MATTHIEU KASSOVITZ : INFORMER SUR HITLER, C’EST LUI DÉGUEULER DESSUS

            Dans un article publié en avril 2012 sur un livre de Jean-Denis Bredin, L’Infamie, j’énonçais ce principe essentiel du droidlomisme : ce n’est pas manquer à l’objectivité que de blâmer le fachisme. Je viens de tomber inopinément sur une magnifique illustration de cette règle éthique et épistémologique. La chaîne France 2 a coproduit il y a deux ans un documentaire en deux parties, réalisé par Isabelle Clarke et Daniel Costelle : Apocalypse Hitler. C’est Mathieu Kassovitz qui en a assuré la narration, en voix hors-champ. Pour accompagner la première diffusion, le journal 20 minutes a demandé à celui-ci une brève interviou, publiée le 25 octobre 2011. Les deux réponses centrales de ce bref commentaire de M. Kassovitz sur le téléfilm sont extraordinairement édifiantes. 

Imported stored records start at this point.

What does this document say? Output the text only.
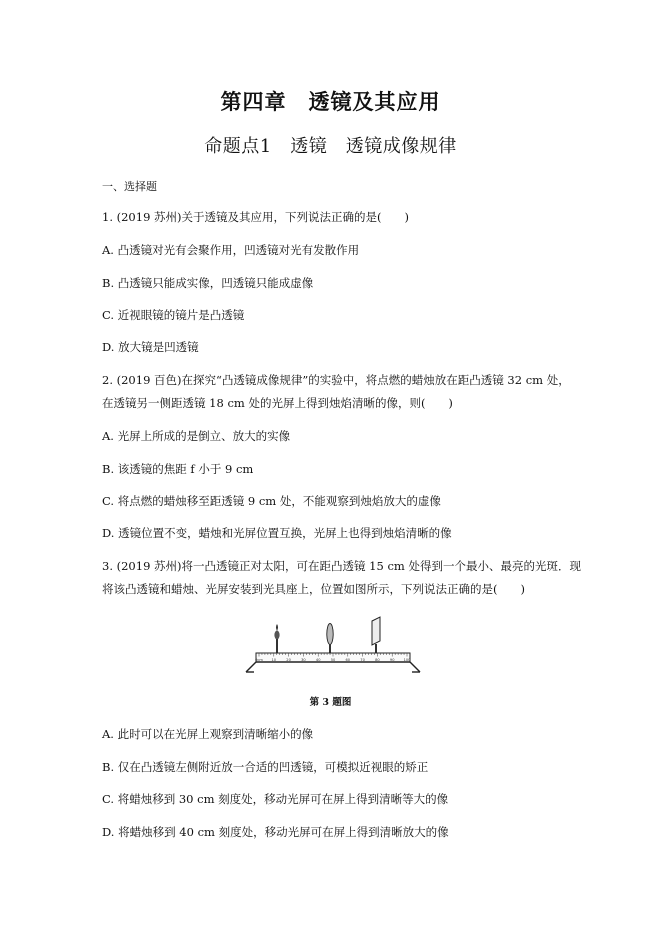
第四章　透镜及其应用
命题点1　透镜　透镜成像规律
一、选择题
1. (2019 苏州)关于透镜及其应用，下列说法正确的是(　　)
A. 凸透镜对光有会聚作用，凹透镜对光有发散作用
B. 凸透镜只能成实像，凹透镜只能成虚像
C. 近视眼镜的镜片是凸透镜
D. 放大镜是凹透镜
2. (2019 百色)在探究“凸透镜成像规律”的实验中，将点燃的蜡烛放在距凸透镜 32 cm 处，
在透镜另一侧距透镜 18 cm 处的光屏上得到烛焰清晰的像，则(　　)
A. 光屏上所成的是倒立、放大的实像
B. 该透镜的焦距 f 小于 9 cm
C. 将点燃的蜡烛移至距透镜 9 cm 处，不能观察到烛焰放大的虚像
D. 透镜位置不变，蜡烛和光屏位置互换，光屏上也得到烛焰清晰的像
3. (2019 苏州)将一凸透镜正对太阳，可在距凸透镜 15 cm 处得到一个最小、最亮的光斑．现
将该凸透镜和蜡烛、光屏安装到光具座上，位置如图所示，下列说法正确的是(　　)
0cm 10	20	30	40	50	60	70	80	90	100
第 3 题图
A. 此时可以在光屏上观察到清晰缩小的像
B. 仅在凸透镜左侧附近放一合适的凹透镜，可模拟近视眼的矫正
C. 将蜡烛移到 30 cm 刻度处，移动光屏可在屏上得到清晰等大的像
D. 将蜡烛移到 40 cm 刻度处，移动光屏可在屏上得到清晰放大的像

Justement votre manière de narrer est particulière et très empathique mathieu kassovitz

Daniel Costelle, le co-réalisateur, a une aversion pour tout ce qui vient du nazisme. Il me disait donc de « dégueuler » certains mots. J’ai retenu un peu en arrière, je me demandais pourquoi utiliser tel adjectif ou prononcer les mots de manière dégueulasse. Moi j’aurais préféré mettre moins l’accent sur nos opinions. Mais Daniel avait besoin d’appuyer sur ce point. 

Vous comprenez pourquoi ?

Bien sûr. Normalement, c’est vrai qu’un texte de documentaire ne dit pas « ils ont tort » ou « ils ont raison ». Mais bon, sur Adolf Hitler, dire « c’est un salopard », cela ne pose pas problème. Surtout, qu’il convient de guider un peu les jeunes téléspectateurs que nous visons. Si un enfant voit ces images de défilés, des drapeaux, tout ce graphisme hitlérien, cela peut l’attirer, cela a été conçu pour. Donc le commentaire aide à mettre une distance. 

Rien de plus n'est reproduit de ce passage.